El razonamiento de la conciencia moral es el siguiente: puesto que somos el Bien, sólo el Mal puede habernos golpeado. Pero si, para quienes se creen la encarnación del Bien, el Mal es inimaginable, no puede ser sino Dios quien los golpee. ¿Para castigarlos por qué, después de todo, si no es por un exceso de Virtud y de Poder, por ese exceso que significa que el Bien y el Poder son indivisibles? Una llamada al orden por haber ido demasiado lejos en el Bien y en la encarnación del Bien. Lo cual no les disgusta y no les impedirá seguir haciendo el Bien sin ningún escrúpulo. Y, por tanto, saberse todavía más a solas con Dios. E ignorar así, con más intensidad todavía, la existencia del Mal.

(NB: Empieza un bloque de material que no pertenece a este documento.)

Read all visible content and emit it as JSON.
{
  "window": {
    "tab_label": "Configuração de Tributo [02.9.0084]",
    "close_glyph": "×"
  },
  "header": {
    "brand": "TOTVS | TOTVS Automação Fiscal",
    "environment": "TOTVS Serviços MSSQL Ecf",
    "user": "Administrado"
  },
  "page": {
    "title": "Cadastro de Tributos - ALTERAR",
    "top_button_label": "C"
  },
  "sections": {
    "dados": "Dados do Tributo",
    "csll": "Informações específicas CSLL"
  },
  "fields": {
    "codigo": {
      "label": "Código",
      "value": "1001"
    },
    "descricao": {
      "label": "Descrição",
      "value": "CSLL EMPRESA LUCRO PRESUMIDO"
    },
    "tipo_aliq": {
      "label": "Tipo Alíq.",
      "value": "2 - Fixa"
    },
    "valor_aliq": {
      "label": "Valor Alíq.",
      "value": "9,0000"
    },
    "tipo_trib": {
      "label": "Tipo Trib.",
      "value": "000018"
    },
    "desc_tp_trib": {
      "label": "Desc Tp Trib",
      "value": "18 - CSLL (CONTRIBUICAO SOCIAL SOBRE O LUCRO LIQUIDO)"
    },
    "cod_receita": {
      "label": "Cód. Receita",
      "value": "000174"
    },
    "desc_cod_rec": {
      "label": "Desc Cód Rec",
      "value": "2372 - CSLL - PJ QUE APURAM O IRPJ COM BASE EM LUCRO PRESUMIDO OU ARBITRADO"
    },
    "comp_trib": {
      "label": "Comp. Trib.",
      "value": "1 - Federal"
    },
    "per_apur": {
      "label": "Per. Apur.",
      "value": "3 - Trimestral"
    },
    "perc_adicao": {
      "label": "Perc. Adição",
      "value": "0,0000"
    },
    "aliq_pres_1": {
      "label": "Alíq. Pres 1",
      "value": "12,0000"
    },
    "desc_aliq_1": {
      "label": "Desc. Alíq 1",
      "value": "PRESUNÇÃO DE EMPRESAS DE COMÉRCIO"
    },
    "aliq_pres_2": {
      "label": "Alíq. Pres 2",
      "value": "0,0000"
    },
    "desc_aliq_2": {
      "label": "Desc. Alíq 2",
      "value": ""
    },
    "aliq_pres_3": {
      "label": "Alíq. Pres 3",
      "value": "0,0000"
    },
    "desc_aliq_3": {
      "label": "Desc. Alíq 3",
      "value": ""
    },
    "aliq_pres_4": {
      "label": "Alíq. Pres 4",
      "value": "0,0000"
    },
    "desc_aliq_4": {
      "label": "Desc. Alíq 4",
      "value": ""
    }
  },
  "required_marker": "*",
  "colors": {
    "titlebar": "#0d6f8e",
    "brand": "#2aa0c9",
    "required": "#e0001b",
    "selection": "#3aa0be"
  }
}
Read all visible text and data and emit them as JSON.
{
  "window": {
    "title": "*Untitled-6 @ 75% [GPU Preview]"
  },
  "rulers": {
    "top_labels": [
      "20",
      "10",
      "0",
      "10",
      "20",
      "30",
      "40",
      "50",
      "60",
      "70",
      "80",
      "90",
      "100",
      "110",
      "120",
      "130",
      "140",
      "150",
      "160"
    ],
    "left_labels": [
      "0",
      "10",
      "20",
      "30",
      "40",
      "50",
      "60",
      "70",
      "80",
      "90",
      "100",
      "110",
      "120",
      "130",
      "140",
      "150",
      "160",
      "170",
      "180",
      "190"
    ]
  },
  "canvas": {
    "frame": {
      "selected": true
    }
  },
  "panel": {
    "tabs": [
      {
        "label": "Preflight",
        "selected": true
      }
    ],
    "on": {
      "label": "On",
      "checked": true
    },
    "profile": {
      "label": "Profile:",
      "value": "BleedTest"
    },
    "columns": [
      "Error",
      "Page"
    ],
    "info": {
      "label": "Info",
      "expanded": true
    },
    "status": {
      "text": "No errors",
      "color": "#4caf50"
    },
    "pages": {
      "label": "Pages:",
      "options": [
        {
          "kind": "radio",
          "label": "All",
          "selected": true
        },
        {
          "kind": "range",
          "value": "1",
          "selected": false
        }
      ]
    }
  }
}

La hermana gemela de la compasión (tan gemela como las dos torres) es la arrogancia. Lloramos por nosotros mismos y, al mismo tiempo, somos los más fuertes. Y lo que nos da derecho a ser los más fuertes es que ahora también somos víctimas. En ello está la coartada perfecta, es esa toda la higiene mental que la víctima requiere para expiar toda culpa y para, en cierto modo, valerse de la desgracia como de una tarjeta de crédito.

Los estadounidenses no habían sufrido una herida semejante (el ataque de Pearl Harbor había sido un acto de guerra, no una agresión simbólica). Contratiempo ideal para una nación por fin herida en el alma y, expiado el revés, libre de ejercer su poderío con toda buena conciencia. Situación con la que siempre se ha soñado en la ciencia ficción: la de alguna fuerza oscura que los aniquile y que, hasta ese entonces, existía sólo en su inconsciente (o en alguna otra grieta mental). Y que ahora, de repente, ¡se materializa por la gracia del terrorismo! He aquí que el eje del Mal se apodera del inconsciente de los Estados Unidos y, mediante la violencia, ¡hace realidad lo que no era sino fantasma y pensamiento onírico!

Todo proviene del hecho de que el Otro, como el Mal, es inimaginable. Todo proviene de la imposibilidad de concebir al Otro —amigo o enemigo— en su alteridad radical, en su irreconciliable extrañeza. Rechazo que hunde sus raíces en la identificación total consigo mismo en torno a los valores morales y el poderío técnico. Son estos los Estados Unidos que se toman a sí mismos por los Estados Unidos y a los que, faltos de alteridad, se les van los ojos tras sí mismos con la más enloquecedora de las compasiones.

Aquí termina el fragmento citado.